Now that we have this information, the STFM Working Group on Rural Health has the intention of putting this data into context and developing a set of curriculum guidelines for rural training. This group has the hopes of also incorporating some of the more innovative strategies that other programs have already implemented into the guidelines. Once developed, it is envisioned that these curriculum guidelines and the samples of other rural curricula be posted on our web site "Rural Family Doc" (http://www.ruralfamilymedicine.org) and be used as a resource for all medical educators in rural health.
Bibliography
1. Rosenthal TC, Holmes McGuigan M, Osborne J, Holden DM, Parsons MA. One-two rural residency tracks in Family Practice: are they getting the job done?, Fam Med 1998; 30(2):90-93.

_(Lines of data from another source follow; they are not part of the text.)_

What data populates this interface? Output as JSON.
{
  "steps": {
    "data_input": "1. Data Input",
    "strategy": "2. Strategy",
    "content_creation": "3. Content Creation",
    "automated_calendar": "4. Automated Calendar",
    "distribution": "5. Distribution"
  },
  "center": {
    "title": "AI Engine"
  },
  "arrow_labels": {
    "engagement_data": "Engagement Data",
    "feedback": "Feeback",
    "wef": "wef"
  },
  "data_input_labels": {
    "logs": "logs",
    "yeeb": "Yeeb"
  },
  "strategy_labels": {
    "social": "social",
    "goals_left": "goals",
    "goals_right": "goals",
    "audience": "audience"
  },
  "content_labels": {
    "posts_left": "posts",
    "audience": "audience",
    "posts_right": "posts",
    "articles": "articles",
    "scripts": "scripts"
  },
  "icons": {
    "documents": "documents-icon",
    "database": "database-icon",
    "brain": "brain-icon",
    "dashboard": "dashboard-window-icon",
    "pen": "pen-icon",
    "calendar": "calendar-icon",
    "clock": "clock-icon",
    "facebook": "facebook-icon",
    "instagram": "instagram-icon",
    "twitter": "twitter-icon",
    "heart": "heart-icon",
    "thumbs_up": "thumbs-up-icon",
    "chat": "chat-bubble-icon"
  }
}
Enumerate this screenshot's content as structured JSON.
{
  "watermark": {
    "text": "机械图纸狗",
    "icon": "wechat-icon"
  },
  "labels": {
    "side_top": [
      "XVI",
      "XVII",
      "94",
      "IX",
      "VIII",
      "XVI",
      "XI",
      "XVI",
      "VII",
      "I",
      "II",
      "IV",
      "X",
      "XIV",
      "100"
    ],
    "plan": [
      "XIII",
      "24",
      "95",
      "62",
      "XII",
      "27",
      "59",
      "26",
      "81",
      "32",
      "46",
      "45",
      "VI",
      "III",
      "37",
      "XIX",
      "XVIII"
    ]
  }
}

2. Norris TE, Acosta DA. A fellowship in rural family medicine: program development and outcome, Fam Med 29(6): 414-420.
3. Norris TE, Coombs JD, Carline J. An educational needs assessment of rural family physicians, J Am Board Fam Pract 1996; 9: 86-93
4. American Academy of Family Practice, Rural Family Practice: you can make a difference, second edition, 1997.
5. American Academy of Family Practice, Special Considerations in the preparation of Family Practice residents interested in rural practice, reprint #289-A; 1994.
6. Costa AJ, Labuda Schrop S, McCord G, Gillanders WR, To stay or not to stay: factors influencing Family Practice residents choice of initial practice location, Fam Med 1996; 28: 214-219.
7. Bowman RC, Penrod JD. Family Practice residency programs and the graduation of rural family physicians, Fam Med 1998; 30(4): 288-292.